By default, this path is /etc/kubernetes/admin.conf
.
root@bootstrap $ export KUBECONFIG=/etc/kubernetes/admin.conf
root@bootstrap $ kubectl get nodes --kubeconfig /etc/kubernetes/admin.conf
NAME STATUS ROLES AGE VERSION
bootstrap Ready bootstrap,etcd,infra,master 17m v1.15.5
root@bootstrap $ kubectl get pods --all-namespaces -o wide --kubeconfig /etc/kubernetes/admin.conf
NAMESPACE NAME READY STATUS RESTARTS AGE IP NODE NOMINATED NODE READINESS GATES
kube-system calico-kube-controllers-7c9944c5f4-h9bsc 1/1 Running 0 6m29s 10.233.220.129 bootstrap <none> <none>
kube-system calico-node-v4qhb 1/1 Running 0 6m29s 10.200.3.152 bootstrap <none> <none>
kube-system coredns-ff46db798-k54z9 1/1 Running 0 6m29s 10.233.220.134 bootstrap <none> <none>
kube-system coredns-ff46db798-nvmjl 1/1 Running 0 6m29s 10.233.220.132 bootstrap <none> <none>
kube-system etcd-bootstrap 1/1 Running 0 5m45s 10.200.3.152 bootstrap <none> <none>
kube-system kube-apiserver-bootstrap 1/1 Running 0 5m57s 10.200.3.152 bootstrap <none> <none>
kube-system kube-controller-manager-bootstrap 1/1 Running 0 7m4s 10.200.3.152 bootstrap <none> <none>
kube-system kube-proxy-n6zgk 1/1 Running 0 6m32s 10.200.3.152 bootstrap <none> <none>
kube-system kube-scheduler-bootstrap 1/1 Running 0 7m4s 10.200.3.152 bootstrap <none> <none>
kube-system repositories-bootstrap 1/1 Running 0 6m20s 10.200.3.152 bootstrap <none> <none>
kube-system salt-master-bootstrap 2/2 Running 0 6m10s 10.200.3.152 bootstrap <none> <none>
kube-system storage-operator-7567748b6d-hp7gq 1/1 Running 0 6m6s 10.233.220.138 bootstrap <none> <none>
metalk8s-ingress nginx-ingress-control-plane-controller-5nkkx 1/1 Running 0 6m6s 10.233.220.137 bootstrap <none> <none>
metalk8s-ingress nginx-ingress-controller-shg7x 1/1 Running 0 6m7s 10.233.220.135 bootstrap <none> <none>
metalk8s-ingress nginx-ingress-default-backend-7d8898655c-jj7l6 1/1 Running 0 6m7s 10.233.220.136 bootstrap <none> <none>
metalk8s-logging loki-0 0/1 Pending 0 6m21s <none> <none> <none> <none>
metalk8s-monitoring alertmanager-prometheus-operator-alertmanager-0 0/2 Pending 0 6m1s <none> <none> <none> <none>
metalk8s-monitoring prometheus-operator-grafana-775fbb5b-sgngh 2/2 Running 0 6m17s 10.233.220.130 bootstrap <none> <none>
metalk8s-monitoring prometheus-operator-kube-state-metrics-7587b4897c-tt79q 1/1 Running 0 6m17s 10.233.220.131 bootstrap <none> <none>
metalk8s-monitoring prometheus-operator-operator-7446d89644-zqdlj 1/1 Running 0 6m17s 10.233.220.133 bootstrap <none> <none>
metalk8s-monitoring prometheus-operator-prometheus-node-exporter-rb969 1/1 Running 0 6m17s 10.200.3.152 bootstrap <none> <none>
metalk8s-monitoring prometheus-prometheus-operator-prometheus-0 0/3 Pending 0 5m50s <none> <none> <none> <none>
metalk8s-ui metalk8s-ui-6f74ff4bc-fgk86 1/1 Running 0 6m4s 10.233.220.139 bootstrap <none> <none>
From the console output above, Prometheus, Alertmanager and Loki pods are in a
Pending
state because their respective persistent storage volumes need to be provisioned. To provision these persistent storage volumes, follow this procedure.Check that you can access the MetalK8s GUI after the installation is completed by following this procedure.
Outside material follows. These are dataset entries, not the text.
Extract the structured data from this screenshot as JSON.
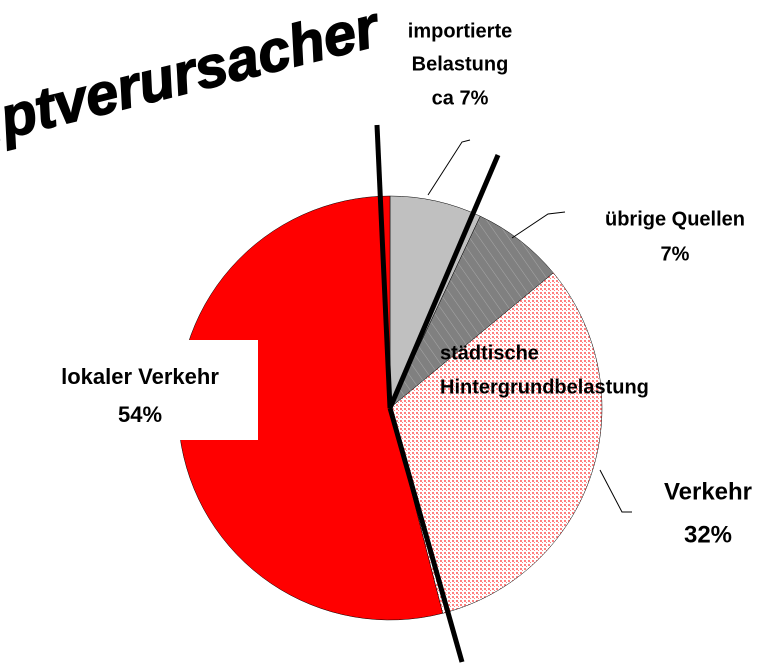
{
  "chart_data": {
    "type": "pie",
    "title": "Hauptverursacher",
    "categories": [
      [
        "importierte",
        "Belastung"
      ],
      [
        "übrige Quellen"
      ],
      [
        "Verkehr"
      ],
      [
        "lokaler Verkehr"
      ]
    ],
    "values": [
      7,
      7,
      32,
      54
    ],
    "value_labels": [
      "ca 7%",
      "7%",
      "32%",
      "54%"
    ],
    "colors": [
      "#c0c0c0",
      "#808080",
      "#ff8080",
      "#ff0000"
    ],
    "patterns": [
      "solid",
      "hatch",
      "dots",
      "solid"
    ],
    "annotation": [
      "städtische",
      "Hintergrundbelastung"
    ]
  }
}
At this stage, the MetalK8s GUI should be up and ready for you to explore.
Note
Monitoring through the MetalK8s GUI will not be available until persistent storage volumes for both Prometheus and Alertmanager have been successfully provisioned.
If you encounter an error during installation or have issues validating a fresh MetalK8s installation, refer to the Troubleshooting section.